Medizin: Mehr Geburten – in weniger Kliniken

03.03.2020

Im Nordwesten Im Klinikum Oldenburg kamen im vergangenen Jahr erstmals mehr als 2000 Babys zur Welt. Mit 2014 lag die Zahl um 172 über der des Vorjahres. Ähnlich sieht es im St. Marien Hospital Vechta (1578, plus 94) und in anderen Häusern im Nordwesten aus.

Grund für den teils starken Zuspruch ist zum einen, dass die Zahl der Neugeborenen in den vergangenen Jahren gestiegen ist. Zum anderen wirkt sich der Wegfall mehrerer Geburtsstationen im Nordwesten aus. Vor einem Jahr schlossen die Geburtshilfen im katholischen Pius Hospital in Oldenburg, im Krankenhaus Wittmund und die in der Helios-Klinik in Nordenham.

Zudem gab es Engpässe in weiteren Häusern. Die Geburtshilfe des Josef Hospitals in Delmenhorst stand wegen interner Probleme im vergangenen Jahr nur mit Einschränkungen zur Verfügung. Weil es an Hebammen fehlt, musste das Emder Klinikum seinen Kreißsaal zeitweise schließen.
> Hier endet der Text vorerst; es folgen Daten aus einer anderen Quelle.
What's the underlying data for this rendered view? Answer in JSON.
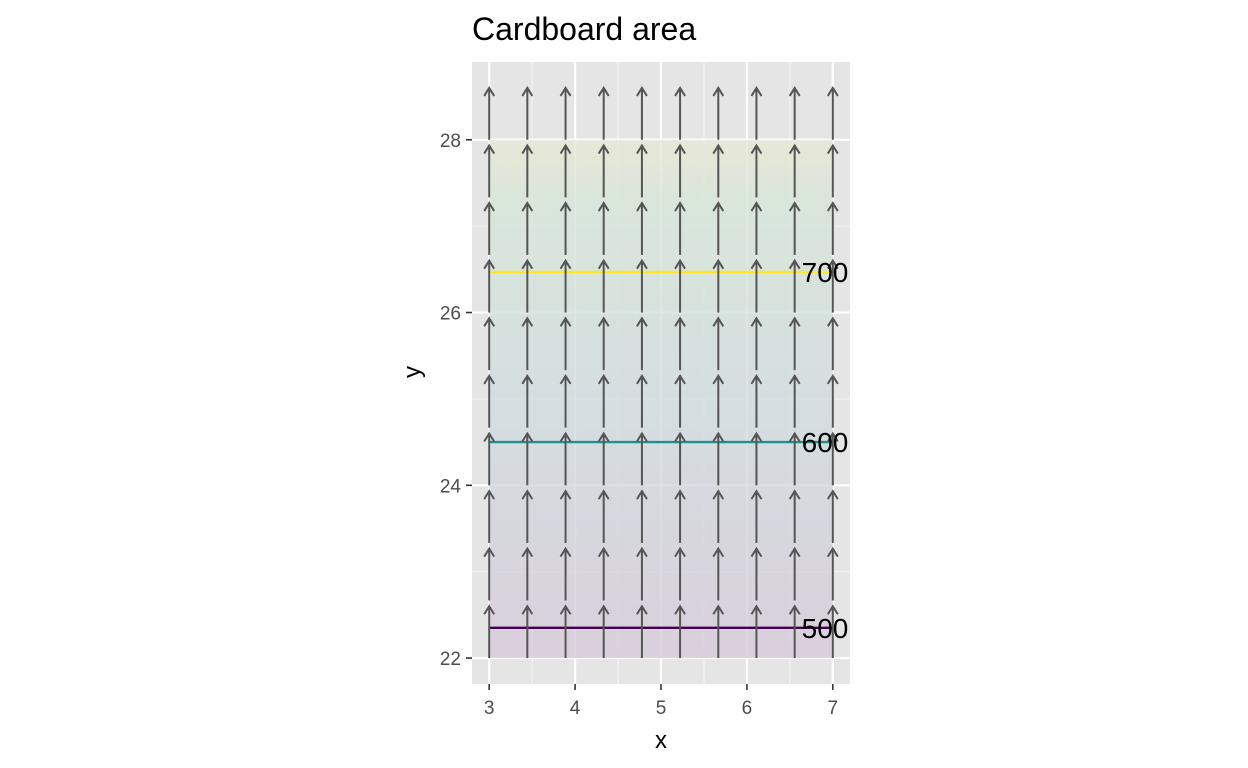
{
  "chart_data": {
    "type": "vector_field_contour",
    "title": "Cardboard area",
    "xlabel": "x",
    "ylabel": "y",
    "xlim": [
      2.8,
      7.2
    ],
    "ylim": [
      21.7,
      28.9
    ],
    "x_ticks": [
      3,
      4,
      5,
      6,
      7
    ],
    "y_ticks": [
      22,
      24,
      26,
      28
    ],
    "fill_region": {
      "x": [
        3,
        7
      ],
      "y": [
        22,
        28
      ]
    },
    "fill_gradient": [
      {
        "value": 480,
        "color": "#d6cad8"
      },
      {
        "value": 600,
        "color": "#d0dcdf"
      },
      {
        "value": 700,
        "color": "#d6e6d8"
      },
      {
        "value": 730,
        "color": "#e8e8d3"
      }
    ],
    "contours": [
      {
        "level": 500,
        "label": "500",
        "y": 22.35,
        "color": "#440154"
      },
      {
        "level": 600,
        "label": "600",
        "y": 24.5,
        "color": "#21908d"
      },
      {
        "level": 700,
        "label": "700",
        "y": 26.47,
        "color": "#fde725"
      }
    ],
    "vector_field": {
      "x_values": [
        3,
        3.444,
        3.889,
        4.333,
        4.778,
        5.222,
        5.667,
        6.111,
        6.556,
        7
      ],
      "y_values": [
        22,
        22.667,
        23.333,
        24,
        24.667,
        25.333,
        26,
        26.667,
        27.333,
        28
      ],
      "dx": 0,
      "dy": 0.6,
      "color": "#555555"
    }
  }
}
Allen Kliniken gemeinsam ist der Nachwuchsmangel. Hebammen werden dringend gesucht; zahlreiche Häuser können freie Stellen nicht oder erst verspätet besetzen.

Erster Jahrgang startet

Die Hoffnung der Verantwortlichen ruht auf der Akademisierung des Hebammenberufes. Im August beginnt an der Jade Hochschule in Oldenburg der erste Jahrgang. 35 Plätze stehen für angehende Hebammen – auch Männer können sich bewerben – zur Verfügung. Oldenburg ist damit – neben Hannover, Göttingen und Osnabrück – einer von vier Standorten in Niedersachsen. Die Hochschule entwickle derzeit ein Curriculum für Hebammenwissenschaft, berichtet Präsident Prof. Dr. Manfred Weisensee. Wo genau die Hochschule die angehenden Hebammen unterbringt, ist noch offen. Das Ministerium habe genehmigt, Räumlichkeiten explizit für diesen Studiengang anzumieten, so Weisensee. Mittelfristig ist geplant, die ehemalige Feuerwache an der Ecke Auguststraße/Ofener Straße in Oldenburg umzubauen und die Hebammen dort auszubilden.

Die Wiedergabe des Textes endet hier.